Learning Apache Iceberg — storing the data to Minio S3

Marin Aglić
7 min readJan 30, 2024

--

Bridging the gap between what I knew and what I wanted to learn. This is the third in a series of articles about learning Apache Iceberg. In this article, we’ll store the data to a Minio S3 bucket. You can find the links to the previous two articles: first and second.

Image created with draw.io | Spark logo taken from wikimedia commons

Introduction

In the first article that I wrote about Apache Iceberg, I stated a number of questions that I would like to answer. Just for reference, here are the questions once again:

  1. How does Iceberg fit into Spark? Is it a framework on top of Spark? Something else?
  2. Can it run remotely from Spark? Like another service that can communicate over a port?
  3. How is the data ingested into these so-called Iceberg tables? What happens, then?
  4. What would it mean to modify the data in these tables?
  5. Can I use the standalone cluster that I already had prepared?

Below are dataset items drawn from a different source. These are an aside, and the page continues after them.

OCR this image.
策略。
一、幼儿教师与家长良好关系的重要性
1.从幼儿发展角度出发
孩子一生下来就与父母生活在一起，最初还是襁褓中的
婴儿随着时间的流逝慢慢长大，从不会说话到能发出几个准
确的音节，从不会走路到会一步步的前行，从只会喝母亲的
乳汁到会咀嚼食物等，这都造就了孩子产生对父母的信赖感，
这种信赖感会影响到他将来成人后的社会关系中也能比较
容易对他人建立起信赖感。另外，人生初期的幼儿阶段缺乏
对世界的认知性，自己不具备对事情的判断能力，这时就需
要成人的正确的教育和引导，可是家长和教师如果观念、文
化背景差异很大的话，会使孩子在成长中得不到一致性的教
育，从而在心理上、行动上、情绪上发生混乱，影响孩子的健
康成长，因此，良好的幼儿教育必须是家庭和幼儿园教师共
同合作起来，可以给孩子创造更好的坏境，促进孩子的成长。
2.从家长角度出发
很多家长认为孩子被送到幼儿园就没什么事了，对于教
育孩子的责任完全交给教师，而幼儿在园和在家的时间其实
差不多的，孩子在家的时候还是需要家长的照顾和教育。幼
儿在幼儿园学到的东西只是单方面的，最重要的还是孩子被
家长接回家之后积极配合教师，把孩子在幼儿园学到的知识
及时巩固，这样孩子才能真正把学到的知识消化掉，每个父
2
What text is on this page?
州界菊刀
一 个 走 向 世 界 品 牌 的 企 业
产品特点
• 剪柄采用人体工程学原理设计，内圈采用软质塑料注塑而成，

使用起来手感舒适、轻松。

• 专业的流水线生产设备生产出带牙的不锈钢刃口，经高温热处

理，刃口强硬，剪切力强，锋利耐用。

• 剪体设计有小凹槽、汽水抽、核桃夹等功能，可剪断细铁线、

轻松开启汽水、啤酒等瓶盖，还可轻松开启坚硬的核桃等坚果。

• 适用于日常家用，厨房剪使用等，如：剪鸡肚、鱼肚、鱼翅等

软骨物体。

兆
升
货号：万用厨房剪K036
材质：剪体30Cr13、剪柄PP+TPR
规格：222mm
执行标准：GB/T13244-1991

The first article that I wrote focused on figuring out what Apache Iceberg was and how to setup the project. It showed how to setup a project using docker compose with minimal effort and store the data on the local file system. Apache Iceberg is an open table format specification, and a set of APIs and libraries for engines to interact with tables following that specification (see reference [1]).

The second article:

  1. shows how to store the catalog to Postgres;
  2. provides an in depth look about how the metadata is stored in metadata, manifest list, and manifest files.

In both articles, both the data and metadata were stored on the file system.

In this article, I hope to demonstrate how to connect to and store the files to Minio S3.

We’ll start by making the required modifications to the same project that I used for the previous two articles. The source code can be found here. Note that I also updated the packages since the last article.

NOTE: this story actually started as the first part of a much larger one, but I decided to split it into two. This first part covers connecting iceberg to Minio S3. The second one looks into appending, deleting and updating data.

Modifications to where we left off

So our goal is to use Minio S3 as the storage for metadata and data. I will continue using the Postgres database for the catalog.

Firstly, I made some changes to the Dockerfile. You can find most of the changes in the commit here (later I just updated Iceberg to 1.4.3).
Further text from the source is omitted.